古典ミステリー
黄金虫 エドガー・アラン・ポー
読後の感想
この物語は、黄金のような虫、を主人公がつかまえたところからはじまります。そして、その黄金虫の存在の位置づけが重要になってきます。
物語のはじめでは、黄金のようにきれいで新種の昆虫かもしれないというように、その存在は特別なものとして扱われています。また、黄金虫の絵を紙に書いて見せたら、髑髏みたいだといわれてムッとしてその紙を燃やそうとした話や、その黄金虫が元で主人公が病気になってしまったと家人が考えてしまうといった逸話が語られたりと、その黄金虫を軸に物語が進んでいきます。
その後、三人で山の中に探検にいくという展開をむかえますが、それまでキーアイテムで特別な存在として物語の中心にいたはずのこの黄金虫ですが、いつの間にかキーアイテムとしての存在でなくなっており、別のものがキーアイテムとなっていきます。それだけではなくその黄金虫は単なるアイテムとして使われる道具になってしまいます。
この小説で一番の読みどころだと私が思うのは、キーアイテムが黄金虫から本当のキーアイテムにかわっていくところで、その真のアイテムに話の中心が移行していくと物語の様相もガラリと変わっていくことになります。すっかりミステリー小説の顔つきに変わっていきます。また最後もこれはどう解釈すればいいのかという気になります。そのときの人はどうなったのか、それでは今回はどうなるのかと考えるとヒヤッとしてしまいます。
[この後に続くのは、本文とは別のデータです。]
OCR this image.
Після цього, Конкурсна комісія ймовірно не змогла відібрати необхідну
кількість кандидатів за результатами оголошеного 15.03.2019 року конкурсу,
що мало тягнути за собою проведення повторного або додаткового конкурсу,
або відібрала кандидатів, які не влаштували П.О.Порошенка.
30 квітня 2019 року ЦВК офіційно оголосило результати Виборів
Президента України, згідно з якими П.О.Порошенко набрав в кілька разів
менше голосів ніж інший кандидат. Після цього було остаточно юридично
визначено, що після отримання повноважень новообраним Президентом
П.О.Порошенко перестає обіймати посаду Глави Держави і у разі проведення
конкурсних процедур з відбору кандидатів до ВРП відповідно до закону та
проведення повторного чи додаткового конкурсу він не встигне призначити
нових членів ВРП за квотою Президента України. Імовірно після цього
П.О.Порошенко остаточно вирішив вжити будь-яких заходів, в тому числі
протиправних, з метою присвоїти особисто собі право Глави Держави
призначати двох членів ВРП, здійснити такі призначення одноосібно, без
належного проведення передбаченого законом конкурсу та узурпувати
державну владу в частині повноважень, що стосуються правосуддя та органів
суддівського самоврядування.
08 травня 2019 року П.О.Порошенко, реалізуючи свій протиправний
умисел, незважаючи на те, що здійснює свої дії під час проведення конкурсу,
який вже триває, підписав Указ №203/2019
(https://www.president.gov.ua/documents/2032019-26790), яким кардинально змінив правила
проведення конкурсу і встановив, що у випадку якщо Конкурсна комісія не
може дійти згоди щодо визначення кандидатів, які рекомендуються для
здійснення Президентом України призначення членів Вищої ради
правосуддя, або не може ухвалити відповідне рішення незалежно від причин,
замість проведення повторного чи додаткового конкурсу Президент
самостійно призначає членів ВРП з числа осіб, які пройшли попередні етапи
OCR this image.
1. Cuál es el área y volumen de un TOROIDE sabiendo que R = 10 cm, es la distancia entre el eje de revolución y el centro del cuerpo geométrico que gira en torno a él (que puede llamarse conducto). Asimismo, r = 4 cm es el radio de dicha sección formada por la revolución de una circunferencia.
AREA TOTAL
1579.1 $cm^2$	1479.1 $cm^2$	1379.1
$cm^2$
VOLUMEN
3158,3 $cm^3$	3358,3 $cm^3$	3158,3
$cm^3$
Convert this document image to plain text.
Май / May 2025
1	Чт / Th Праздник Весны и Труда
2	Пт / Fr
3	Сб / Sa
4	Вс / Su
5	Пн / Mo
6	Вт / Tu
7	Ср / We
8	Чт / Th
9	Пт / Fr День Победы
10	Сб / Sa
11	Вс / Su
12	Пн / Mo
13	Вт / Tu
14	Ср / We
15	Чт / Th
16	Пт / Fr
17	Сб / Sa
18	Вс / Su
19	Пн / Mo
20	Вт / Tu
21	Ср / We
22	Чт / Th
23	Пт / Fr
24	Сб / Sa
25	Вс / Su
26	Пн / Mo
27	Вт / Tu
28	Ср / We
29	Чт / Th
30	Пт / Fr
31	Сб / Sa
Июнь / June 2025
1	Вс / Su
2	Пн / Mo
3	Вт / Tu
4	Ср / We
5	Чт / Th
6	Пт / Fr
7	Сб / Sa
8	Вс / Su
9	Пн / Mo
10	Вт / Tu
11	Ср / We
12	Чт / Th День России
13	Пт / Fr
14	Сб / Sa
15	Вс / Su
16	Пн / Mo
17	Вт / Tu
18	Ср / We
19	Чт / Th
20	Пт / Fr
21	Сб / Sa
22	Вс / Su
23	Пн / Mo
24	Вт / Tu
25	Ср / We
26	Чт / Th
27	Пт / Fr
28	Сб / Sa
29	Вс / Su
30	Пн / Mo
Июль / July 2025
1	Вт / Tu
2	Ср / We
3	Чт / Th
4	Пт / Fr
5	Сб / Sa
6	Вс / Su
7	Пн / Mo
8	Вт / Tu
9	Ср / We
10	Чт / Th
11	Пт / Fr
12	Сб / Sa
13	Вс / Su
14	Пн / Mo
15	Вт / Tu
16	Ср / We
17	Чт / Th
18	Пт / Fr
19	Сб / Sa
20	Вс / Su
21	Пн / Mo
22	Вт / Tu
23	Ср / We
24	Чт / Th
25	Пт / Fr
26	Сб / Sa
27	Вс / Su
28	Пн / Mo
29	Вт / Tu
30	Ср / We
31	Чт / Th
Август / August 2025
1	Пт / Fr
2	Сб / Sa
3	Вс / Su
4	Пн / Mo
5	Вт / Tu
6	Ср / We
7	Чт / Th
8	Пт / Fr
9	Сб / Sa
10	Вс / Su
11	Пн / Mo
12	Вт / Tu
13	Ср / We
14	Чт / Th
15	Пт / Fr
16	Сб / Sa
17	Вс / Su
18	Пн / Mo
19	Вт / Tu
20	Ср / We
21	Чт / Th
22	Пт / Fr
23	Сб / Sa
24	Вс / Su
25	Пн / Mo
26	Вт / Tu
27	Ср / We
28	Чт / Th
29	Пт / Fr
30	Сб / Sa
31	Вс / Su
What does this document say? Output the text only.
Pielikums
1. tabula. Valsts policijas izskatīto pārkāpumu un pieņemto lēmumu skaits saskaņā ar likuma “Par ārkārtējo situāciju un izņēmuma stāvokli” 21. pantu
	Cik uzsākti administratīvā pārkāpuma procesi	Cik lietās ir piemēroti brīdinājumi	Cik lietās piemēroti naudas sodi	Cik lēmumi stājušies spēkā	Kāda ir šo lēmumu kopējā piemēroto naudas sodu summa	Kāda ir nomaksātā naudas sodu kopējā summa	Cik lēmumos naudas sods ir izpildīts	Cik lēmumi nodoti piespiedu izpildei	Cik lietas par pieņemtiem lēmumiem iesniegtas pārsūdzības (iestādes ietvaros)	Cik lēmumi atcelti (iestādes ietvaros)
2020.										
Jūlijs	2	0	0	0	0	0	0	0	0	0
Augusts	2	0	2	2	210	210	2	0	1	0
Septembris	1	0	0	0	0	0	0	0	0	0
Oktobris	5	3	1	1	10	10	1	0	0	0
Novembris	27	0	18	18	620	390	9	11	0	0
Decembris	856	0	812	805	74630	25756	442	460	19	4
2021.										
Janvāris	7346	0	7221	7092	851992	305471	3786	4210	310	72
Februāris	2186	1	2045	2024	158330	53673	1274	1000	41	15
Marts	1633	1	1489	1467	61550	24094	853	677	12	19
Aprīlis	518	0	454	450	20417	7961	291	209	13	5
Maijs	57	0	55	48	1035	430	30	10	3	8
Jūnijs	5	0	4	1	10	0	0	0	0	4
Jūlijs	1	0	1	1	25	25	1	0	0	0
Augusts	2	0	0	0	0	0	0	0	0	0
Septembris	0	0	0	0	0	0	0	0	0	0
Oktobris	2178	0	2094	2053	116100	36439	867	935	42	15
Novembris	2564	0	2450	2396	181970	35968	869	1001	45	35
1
現代のミステリーほど複雑ではありませんし、今となってはベーシックな謎解きではありますが、だからこそ、基本的ミステリーの一つのパターンの土台になっているのではないでしょうか。ポーは好きな作家ですので他の作品も読んでいこうと思います。人それぞれ気になったところは違うかもしれませんが、読みどころが色々あるのもまた小説の楽しめるところではないでしょうか。